5 – As sociedades, os comerciantes em nome individual nas causas relativas ao exercício do comércio e os estabelecimentos individuais de responsabilidade limitada têm direito à dispensa, total ou parcial, de preparos e do pagamento de custas ou ao seu diferimento, quando o respectivo montante seja consideravelmente superior às possibilidades económicas daqueles, aferidas designadamente em função do volume de negócios, do valor do capital ou do património e do número de trabalhadores ao seu serviço.» Note-se, ainda, que estas normas já não estão em vigor, uma vez que a Lei n.º
30-E/2000, de 20 de Dezembro, que veio alterar o regime de acesso ao direito e aos tribunais, e atribuir aos serviços da segurança social a apreciação dos pedidos de concessão de apoio judiciário, reformulou a redacção deste artigo 7º, reintroduzindo no seu n.º 4 o direito a apoio judiciário das sociedades. O artigo 7º, n.ºs 4 e 5, dispõem, assim, depois deste diploma:
«Artigo 7º
(...)
4 - As pessoas colectivas e sociedades têm direito a apoio judiciário, quando façam a prova a que alude o n.º 1.
5 - As sociedades, os comerciantes em nome individual nas causas relativas ao exercício do comércio e os estabelecimentos individuais de responsabilidade limitada têm direito à dispensa, total ou parcial, ou ao diferimento do pagamento da taxa de justiça e demais encargos com o processo quando o respectivo montante seja consideravelmente superior às possibilidades económicas daqueles, aferidas designadamente em função do volume de negócios, do valor do capital ou do património e do número de trabalhadores ao seu serviço.» Não é, porém, esta a norma que está em causa no presente processo (considerando que houve um “retrocesso” com o diploma de 2000, cfr.

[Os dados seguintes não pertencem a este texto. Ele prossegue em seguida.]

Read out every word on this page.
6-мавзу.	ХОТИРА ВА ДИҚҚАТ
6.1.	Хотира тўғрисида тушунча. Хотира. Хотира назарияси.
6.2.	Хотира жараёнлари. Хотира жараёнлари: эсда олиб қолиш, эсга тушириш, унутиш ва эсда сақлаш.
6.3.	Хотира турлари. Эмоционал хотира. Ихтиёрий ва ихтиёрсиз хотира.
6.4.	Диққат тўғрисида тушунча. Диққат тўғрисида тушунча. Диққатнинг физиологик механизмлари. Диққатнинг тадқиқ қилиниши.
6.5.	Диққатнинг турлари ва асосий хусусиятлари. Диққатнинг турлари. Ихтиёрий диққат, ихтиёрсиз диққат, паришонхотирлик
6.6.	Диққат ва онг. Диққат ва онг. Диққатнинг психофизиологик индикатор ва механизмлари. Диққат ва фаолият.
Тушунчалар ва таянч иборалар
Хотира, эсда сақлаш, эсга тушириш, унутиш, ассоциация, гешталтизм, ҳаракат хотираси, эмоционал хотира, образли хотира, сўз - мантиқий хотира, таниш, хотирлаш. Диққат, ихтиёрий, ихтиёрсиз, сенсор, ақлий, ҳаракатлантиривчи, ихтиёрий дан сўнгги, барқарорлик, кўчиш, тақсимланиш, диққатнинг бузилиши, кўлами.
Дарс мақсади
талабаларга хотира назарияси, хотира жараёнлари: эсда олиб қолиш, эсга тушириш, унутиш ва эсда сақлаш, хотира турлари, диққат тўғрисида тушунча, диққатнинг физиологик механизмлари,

Salvador da Costa, O apoio judiciário, 4ª ed., Coimbra, 2002, pág. 41), mas sim o artigo 7º, n.º 5, do Decreto-Lei n.º 387-B/87, de 29 de Dezembro, com a redacção da Lei n.º 46/96, de
3 de Setembro, na interpretação segundo a qual veda a concessão de patrocínio judiciário gratuito às sociedades, ainda que provem que os seus custos são consideravelmente superiores às suas possibilidades económicas e que se trata de acções alheias à sua actividade económica normal.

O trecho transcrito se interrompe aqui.